Un año después, hubo una tregua, cuando una programadora española creó un cortafuegos que, instalado en el móvil, impedía la intromisión y difusión de los datos. Por supuesto, todos fuimos inmediatamente a descargarla para descansar del ojo universal, pero nos encontramos con la sorpresa de que el precio de dicha aplicación era desorbitado. Fuimos muchos los que nos dejamos el sueldo de varios meses para poder dormir tranquilos, aunque la gran mayoría no pudo costearlo y algunas familias tuvieron que conformarse con la opción gratuita, bastante menos funcional. Esta solo disponía de la posibilidad de dejar de ser observados en tiempo real.

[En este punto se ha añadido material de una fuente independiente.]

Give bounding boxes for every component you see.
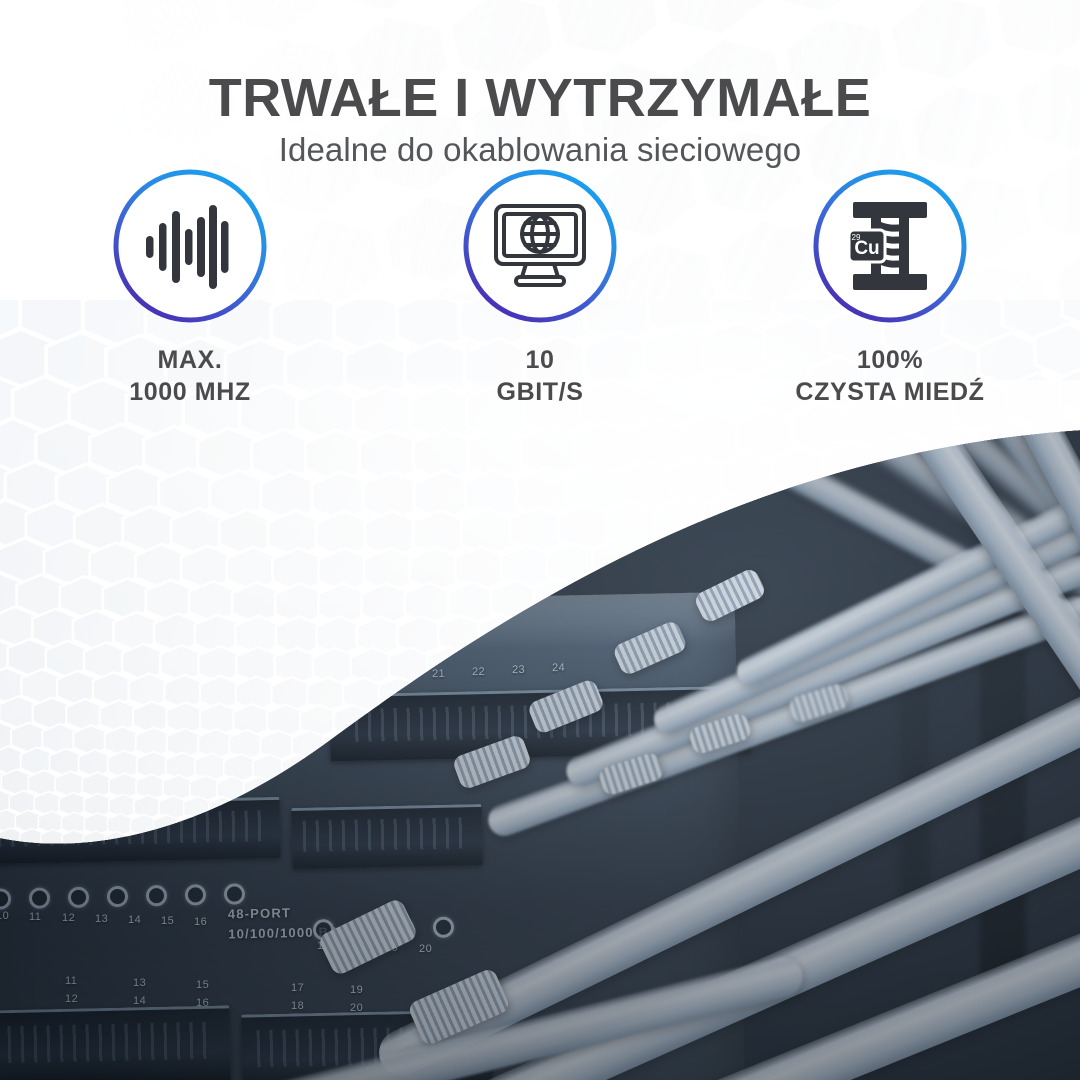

Como era de esperar, la tranquilidad duro poco y en tan solo una semana, el hacker actualizó la aplicación para eludir el cortafuegos y volvimos a estar al descubierto. Esta segunda intromisión fue peor que la primera, agravando las consecuencias. El estrés hizo mella en la gente, provocó depresiones e histeria generalizada. Todos los días ocurrían ataques de locura, peleas, suicidios y hasta homicidios.
La gota que colmo el vaso, fue el caso de Måns, un apuesto cantante de origen sueco. Durante una noche de pasión, Måns no estuvo a la altura que se esperaba de él. Este hecho hubiera podido pasar desapercibido, pero el cantante tenía miles de seguidores y haters que se encargaron de crear miles de memes y distribuirlos a través de las redes sociales en cuestión de segundos. Su nombre y el vídeo fueron tendencia durante una semana.
De hecho, el mundo quedó paralizado, atrapados en una retransmisión en YouTube con su declive en tiempo real. Comenzó en un rincón oscuro en su habitación, donde se veía al joven, agazapado, con la cabeza entre las rodillas y los brazos rodeándolas. Se le oía llorar a veces y gritar frases inconexas, otras, en una interminable agonía. Para después observar como era recluido en un centro de salud mental, que por supuesto también fue seguido por más de veinte millones de espectadores.
Este caso removió conciencias y consiguió que los gobiernos de todo el mundo tomasen medidas excepcionales para garantizar la privacidad frente a los avances tecnológicos. Creando una ley universal llamada: “Muerte digital”. Todos los aparatos digitales fueron prohibidos, lo que provocó un retroceso de décadas que nos obligó a volver a la era analógica. Todo aquel que era pillado en disposición de algún aparato digital, ya fueran móviles, relojes, tablet, ordenadores o smart tv; era juzgado y encarcelado.
Todavía hoy y ya han pasado varias décadas de aquello, se sigue juzgando a gente en posesión de dichos aparatos.